Svante Paabo of Sweden received the Nobel Prize in Physiology or Medicine for his work on human evolution.
According to the Prize committee, he completed the apparently impossible accomplishment of decoding the genetic code of Neanderthals, one of our extinct relatives.
Along with learning about his previously unknown cousins, the Denisovans, he also did the “sensational” thing.
His discoveries contributed to our knowledge of human evolution and worldwide migration.
The Swedish geneticist’s research gives answers to some of the most urgent questions, such as our origins and why Homo sapiens thrived while our forebears vanished.
In the 1990s, much effort was spent studying the human genetic code. However, they need freshly produced DNA samples.
Prof. Paabo was intrigued by our ancestors’ obsolete, deteriorated, and polluted genetic material. Many people thought it would be impossible. He was, however, the first to sequence DNA from a 40,000-year-old bone sample.
These discoveries indicated that Neanderthals, who lived mostly in Western Asia and Europe, were separate from both modern humans and chimpanzees.
His publications tended to concentrate on hominins, who are extinct human predecessors, as well as modern humans such as Homo sapiens.
His insights provide us with a location to start exploring into what makes us particularly human by identifying genetic characteristics that separate all living humans from extinct hominins, stated the Nobel committee.
When compared to DNA from people from all around the world, Neanderthal DNA was found to be more similar to that of people from Europe or Asia.
This reveals that after leaving Africa 70,000 years ago, Homo sapiens interbred with Neanderthals.
And the consequences are still seen today. Because 1% to 4% of our DNA is descended from Neanderthal ancestors, it affects how well our systems fight off ailments.
A Cave Ring
The next big discovery about human ancestry was made in 2008. Researchers uncovered a 40,000-year-old finger bone in a cave in Siberia.
Prof. Paabo’s ability to sequence a sample of DNA indicated that it stemmed from a previously unknown human type. They are known as Denisovans.

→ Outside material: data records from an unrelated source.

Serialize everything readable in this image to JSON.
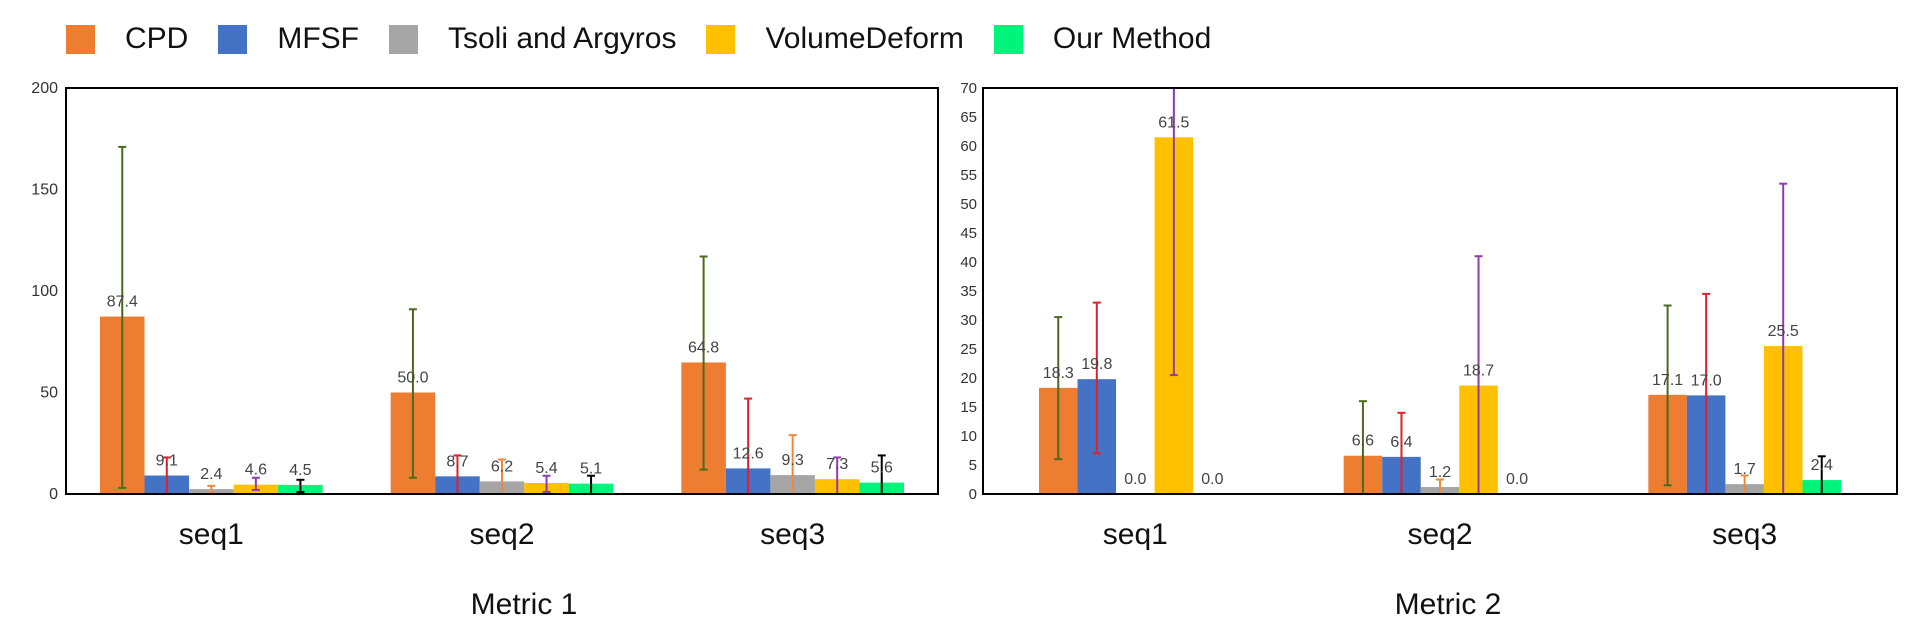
{
  "legend": [
    {
      "name": "CPD",
      "color": "#ED7D31"
    },
    {
      "name": "MFSF",
      "color": "#4472C4"
    },
    {
      "name": "Tsoli and Argyros",
      "color": "#A5A5A5"
    },
    {
      "name": "VolumeDeform",
      "color": "#FFC000"
    },
    {
      "name": "Our Method",
      "color": "#00F47C"
    }
  ],
  "chart_data": [
    {
      "type": "bar",
      "title": "",
      "xlabel": "Metric 1",
      "ylabel": "",
      "categories": [
        "seq1",
        "seq2",
        "seq3"
      ],
      "ylim": [
        0,
        200
      ],
      "yticks": [
        0,
        50,
        100,
        150,
        200
      ],
      "series": [
        {
          "name": "CPD",
          "color": "#ED7D31",
          "errorbar_color": "#4A6B1E",
          "values": [
            87.4,
            50.0,
            64.8
          ],
          "labels": [
            "87.4",
            "50.0",
            "64.8"
          ],
          "error_low": [
            3,
            8,
            12
          ],
          "error_high": [
            171,
            91,
            117
          ]
        },
        {
          "name": "MFSF",
          "color": "#4472C4",
          "errorbar_color": "#E0202A",
          "values": [
            9.1,
            8.7,
            12.6
          ],
          "labels": [
            "9.1",
            "8.7",
            "12.6"
          ],
          "error_low": [
            0,
            0,
            0
          ],
          "error_high": [
            18,
            19,
            47
          ]
        },
        {
          "name": "Tsoli and Argyros",
          "color": "#A5A5A5",
          "errorbar_color": "#F0883A",
          "values": [
            2.4,
            6.2,
            9.3
          ],
          "labels": [
            "2.4",
            "6.2",
            "9.3"
          ],
          "error_low": [
            0.5,
            0,
            0
          ],
          "error_high": [
            4,
            17,
            29
          ]
        },
        {
          "name": "VolumeDeform",
          "color": "#FFC000",
          "errorbar_color": "#8E3BB0",
          "values": [
            4.6,
            5.4,
            7.3
          ],
          "labels": [
            "4.6",
            "5.4",
            "7.3"
          ],
          "error_low": [
            2,
            1,
            0
          ],
          "error_high": [
            8,
            9,
            18
          ]
        },
        {
          "name": "Our Method",
          "color": "#00F47C",
          "errorbar_color": "#000000",
          "values": [
            4.5,
            5.1,
            5.6
          ],
          "labels": [
            "4.5",
            "5.1",
            "5.6"
          ],
          "error_low": [
            1,
            0,
            0
          ],
          "error_high": [
            7,
            9,
            19
          ]
        }
      ]
    },
    {
      "type": "bar",
      "title": "",
      "xlabel": "Metric 2",
      "ylabel": "",
      "categories": [
        "seq1",
        "seq2",
        "seq3"
      ],
      "ylim": [
        0,
        70
      ],
      "yticks": [
        0,
        5,
        10,
        15,
        20,
        25,
        30,
        35,
        40,
        45,
        50,
        55,
        60,
        65,
        70
      ],
      "series": [
        {
          "name": "CPD",
          "color": "#ED7D31",
          "errorbar_color": "#4A6B1E",
          "values": [
            18.3,
            6.6,
            17.1
          ],
          "labels": [
            "18.3",
            "6.6",
            "17.1"
          ],
          "error_low": [
            6,
            0,
            1.5
          ],
          "error_high": [
            30.5,
            16,
            32.5
          ]
        },
        {
          "name": "MFSF",
          "color": "#4472C4",
          "errorbar_color": "#E0202A",
          "values": [
            19.8,
            6.4,
            17.0
          ],
          "labels": [
            "19.8",
            "6.4",
            "17.0"
          ],
          "error_low": [
            7,
            0,
            0
          ],
          "error_high": [
            33,
            14,
            34.5
          ]
        },
        {
          "name": "Tsoli and Argyros",
          "color": "#A5A5A5",
          "errorbar_color": "#F0883A",
          "values": [
            0.0,
            1.2,
            1.7
          ],
          "labels": [
            "0.0",
            "1.2",
            "1.7"
          ],
          "error_low": [
            0,
            0,
            0
          ],
          "error_high": [
            0,
            2.5,
            3.2
          ]
        },
        {
          "name": "VolumeDeform",
          "color": "#FFC000",
          "errorbar_color": "#8E3BB0",
          "values": [
            61.5,
            18.7,
            25.5
          ],
          "labels": [
            "61.5",
            "18.7",
            "25.5"
          ],
          "error_low": [
            20.5,
            0,
            0
          ],
          "error_high": [
            70,
            41,
            53.5
          ]
        },
        {
          "name": "Our Method",
          "color": "#00F47C",
          "errorbar_color": "#000000",
          "values": [
            0.0,
            0.0,
            2.4
          ],
          "labels": [
            "0.0",
            "0.0",
            "2.4"
          ],
          "error_low": [
            0,
            0,
            0
          ],
          "error_high": [
            0,
            0,
            6.5
          ]
        }
      ]
    }
  ]
}
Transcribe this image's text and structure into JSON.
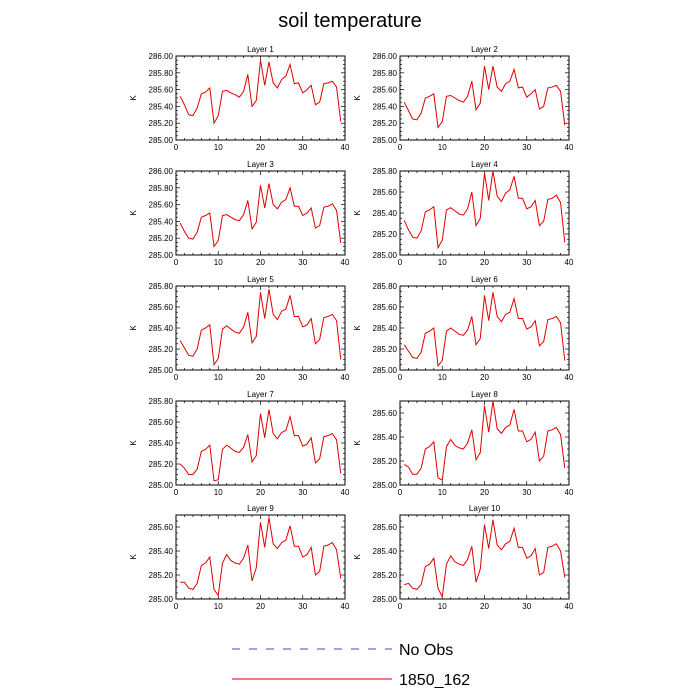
{
  "chart_data": {
    "type": "line",
    "title": "soil temperature",
    "legend": {
      "placement": "bottom",
      "entries": [
        {
          "label": "No Obs",
          "color": "#4a4aa8",
          "style": "dashed"
        },
        {
          "label": "1850_162",
          "color": "#e00000",
          "style": "solid"
        }
      ]
    },
    "grid": false,
    "x": [
      1,
      2,
      3,
      4,
      5,
      6,
      7,
      8,
      9,
      10,
      11,
      12,
      13,
      14,
      15,
      16,
      17,
      18,
      19,
      20,
      21,
      22,
      23,
      24,
      25,
      26,
      27,
      28,
      29,
      30,
      31,
      32,
      33,
      34,
      35,
      36,
      37,
      38,
      39
    ],
    "xlim": [
      0,
      40
    ],
    "xticks": [
      "0",
      "10",
      "20",
      "30",
      "40"
    ],
    "panels": [
      {
        "title": "Layer 1",
        "ylabel": "K",
        "ylim": [
          285.0,
          286.0
        ],
        "yticks": [
          "285.00",
          "285.20",
          "285.40",
          "285.60",
          "285.80",
          "286.00"
        ],
        "series": [
          {
            "values": [
              285.52,
              285.42,
              285.3,
              285.29,
              285.38,
              285.55,
              285.57,
              285.62,
              285.2,
              285.29,
              285.58,
              285.59,
              285.56,
              285.54,
              285.51,
              285.58,
              285.78,
              285.4,
              285.47,
              285.95,
              285.65,
              285.93,
              285.68,
              285.62,
              285.72,
              285.76,
              285.9,
              285.67,
              285.68,
              285.56,
              285.6,
              285.65,
              285.42,
              285.45,
              285.67,
              285.68,
              285.7,
              285.63,
              285.22
            ]
          }
        ]
      },
      {
        "title": "Layer 2",
        "ylabel": "K",
        "ylim": [
          285.0,
          286.0
        ],
        "yticks": [
          "285.00",
          "285.20",
          "285.40",
          "285.60",
          "285.80",
          "286.00"
        ],
        "series": [
          {
            "values": [
              285.45,
              285.35,
              285.25,
              285.24,
              285.32,
              285.5,
              285.52,
              285.55,
              285.15,
              285.22,
              285.52,
              285.53,
              285.5,
              285.47,
              285.45,
              285.52,
              285.7,
              285.36,
              285.44,
              285.88,
              285.6,
              285.88,
              285.63,
              285.58,
              285.67,
              285.7,
              285.84,
              285.62,
              285.63,
              285.51,
              285.55,
              285.6,
              285.37,
              285.4,
              285.62,
              285.63,
              285.65,
              285.58,
              285.18
            ]
          }
        ]
      },
      {
        "title": "Layer 3",
        "ylabel": "K",
        "ylim": [
          285.0,
          286.0
        ],
        "yticks": [
          "285.00",
          "285.20",
          "285.40",
          "285.60",
          "285.80",
          "286.00"
        ],
        "series": [
          {
            "values": [
              285.38,
              285.28,
              285.2,
              285.19,
              285.27,
              285.45,
              285.47,
              285.5,
              285.1,
              285.17,
              285.47,
              285.48,
              285.45,
              285.42,
              285.41,
              285.48,
              285.65,
              285.31,
              285.39,
              285.83,
              285.56,
              285.85,
              285.6,
              285.55,
              285.63,
              285.66,
              285.8,
              285.58,
              285.58,
              285.47,
              285.5,
              285.56,
              285.32,
              285.35,
              285.57,
              285.58,
              285.61,
              285.53,
              285.14
            ]
          }
        ]
      },
      {
        "title": "Layer 4",
        "ylabel": "K",
        "ylim": [
          285.0,
          285.8
        ],
        "yticks": [
          "285.00",
          "285.20",
          "285.40",
          "285.60",
          "285.80"
        ],
        "series": [
          {
            "values": [
              285.33,
              285.24,
              285.17,
              285.16,
              285.23,
              285.41,
              285.43,
              285.46,
              285.07,
              285.14,
              285.43,
              285.45,
              285.42,
              285.39,
              285.38,
              285.44,
              285.6,
              285.28,
              285.35,
              285.78,
              285.52,
              285.8,
              285.56,
              285.51,
              285.59,
              285.62,
              285.75,
              285.54,
              285.54,
              285.44,
              285.46,
              285.52,
              285.28,
              285.32,
              285.53,
              285.54,
              285.57,
              285.5,
              285.12
            ]
          }
        ]
      },
      {
        "title": "Layer 5",
        "ylabel": "K",
        "ylim": [
          285.0,
          285.8
        ],
        "yticks": [
          "285.00",
          "285.20",
          "285.40",
          "285.60",
          "285.80"
        ],
        "series": [
          {
            "values": [
              285.28,
              285.21,
              285.14,
              285.13,
              285.2,
              285.38,
              285.4,
              285.43,
              285.05,
              285.11,
              285.39,
              285.42,
              285.39,
              285.36,
              285.35,
              285.41,
              285.55,
              285.26,
              285.32,
              285.74,
              285.49,
              285.77,
              285.53,
              285.48,
              285.56,
              285.58,
              285.71,
              285.51,
              285.51,
              285.41,
              285.43,
              285.49,
              285.25,
              285.29,
              285.5,
              285.51,
              285.53,
              285.47,
              285.1
            ]
          }
        ]
      },
      {
        "title": "Layer 6",
        "ylabel": "K",
        "ylim": [
          285.0,
          285.8
        ],
        "yticks": [
          "285.00",
          "285.20",
          "285.40",
          "285.60",
          "285.80"
        ],
        "series": [
          {
            "values": [
              285.24,
              285.18,
              285.12,
              285.11,
              285.17,
              285.35,
              285.37,
              285.4,
              285.04,
              285.09,
              285.37,
              285.4,
              285.37,
              285.34,
              285.33,
              285.38,
              285.51,
              285.24,
              285.3,
              285.71,
              285.47,
              285.74,
              285.51,
              285.46,
              285.53,
              285.55,
              285.68,
              285.49,
              285.49,
              285.39,
              285.41,
              285.47,
              285.23,
              285.27,
              285.48,
              285.49,
              285.51,
              285.45,
              285.09
            ]
          }
        ]
      },
      {
        "title": "Layer 7",
        "ylabel": "K",
        "ylim": [
          285.0,
          285.8
        ],
        "yticks": [
          "285.00",
          "285.20",
          "285.40",
          "285.60",
          "285.80"
        ],
        "series": [
          {
            "values": [
              285.2,
              285.16,
              285.1,
              285.1,
              285.15,
              285.32,
              285.34,
              285.38,
              285.04,
              285.05,
              285.34,
              285.38,
              285.35,
              285.32,
              285.31,
              285.36,
              285.48,
              285.22,
              285.28,
              285.68,
              285.45,
              285.72,
              285.49,
              285.44,
              285.5,
              285.52,
              285.65,
              285.47,
              285.47,
              285.37,
              285.39,
              285.45,
              285.21,
              285.25,
              285.46,
              285.47,
              285.49,
              285.43,
              285.11
            ]
          }
        ]
      },
      {
        "title": "Layer 8",
        "ylabel": "K",
        "ylim": [
          285.0,
          285.7
        ],
        "yticks": [
          "285.00",
          "285.20",
          "285.40",
          "285.60"
        ],
        "series": [
          {
            "values": [
              285.17,
              285.15,
              285.09,
              285.09,
              285.14,
              285.3,
              285.32,
              285.36,
              285.06,
              285.04,
              285.32,
              285.38,
              285.33,
              285.31,
              285.3,
              285.35,
              285.46,
              285.21,
              285.27,
              285.66,
              285.44,
              285.7,
              285.47,
              285.43,
              285.48,
              285.5,
              285.63,
              285.45,
              285.45,
              285.36,
              285.38,
              285.44,
              285.2,
              285.24,
              285.45,
              285.46,
              285.48,
              285.42,
              285.14
            ]
          }
        ]
      },
      {
        "title": "Layer 9",
        "ylabel": "K",
        "ylim": [
          285.0,
          285.7
        ],
        "yticks": [
          "285.00",
          "285.20",
          "285.40",
          "285.60"
        ],
        "series": [
          {
            "values": [
              285.14,
              285.14,
              285.09,
              285.08,
              285.13,
              285.28,
              285.3,
              285.35,
              285.08,
              285.03,
              285.3,
              285.37,
              285.32,
              285.3,
              285.29,
              285.34,
              285.45,
              285.15,
              285.26,
              285.64,
              285.43,
              285.68,
              285.46,
              285.42,
              285.47,
              285.49,
              285.61,
              285.44,
              285.44,
              285.35,
              285.37,
              285.43,
              285.2,
              285.23,
              285.44,
              285.45,
              285.47,
              285.41,
              285.17
            ]
          }
        ]
      },
      {
        "title": "Layer 10",
        "ylabel": "K",
        "ylim": [
          285.0,
          285.7
        ],
        "yticks": [
          "285.00",
          "285.20",
          "285.40",
          "285.60"
        ],
        "series": [
          {
            "values": [
              285.12,
              285.13,
              285.09,
              285.08,
              285.12,
              285.27,
              285.29,
              285.34,
              285.09,
              285.02,
              285.29,
              285.36,
              285.31,
              285.29,
              285.28,
              285.33,
              285.44,
              285.14,
              285.25,
              285.62,
              285.42,
              285.66,
              285.45,
              285.41,
              285.46,
              285.48,
              285.59,
              285.43,
              285.43,
              285.34,
              285.36,
              285.42,
              285.2,
              285.22,
              285.43,
              285.44,
              285.46,
              285.4,
              285.18
            ]
          }
        ]
      }
    ]
  },
  "colors": {
    "line": "#e00000",
    "no_obs": "#4a4aa8",
    "axis": "#000000"
  }
}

Denisovans and humans had offspring together, as it proved out. People having up to 6% Denisovan DNA may be found across South East Asia.
A piece of this genetic legacy is still present in Tibetans today and helps the body adapt to low oxygen levels and high altitude life.
Prof. Paabo was informed of the news this morning by Thomas Perlmann, secretary of the Nobel Committee for Physiology or Medicine.
“He couldn’t say anything since he was so taken aback. Thrilled, “Prof. Perlmann believes
Prof. Paabo is widely acknowledged as a pioneer in the scientific field of paleogenomics. He gets ten million Swedish kronor (about £800,000). Sune Bergstrom, who got the same Nobel Prize in 1982, is his inspiration.
Neanderthals and Denisovans have already travelled from Africa to Eurasia, according to his research.
According to study, these now-extinct tribes were small and may not have been able to compete with the modern humans, who are rapidly increasing.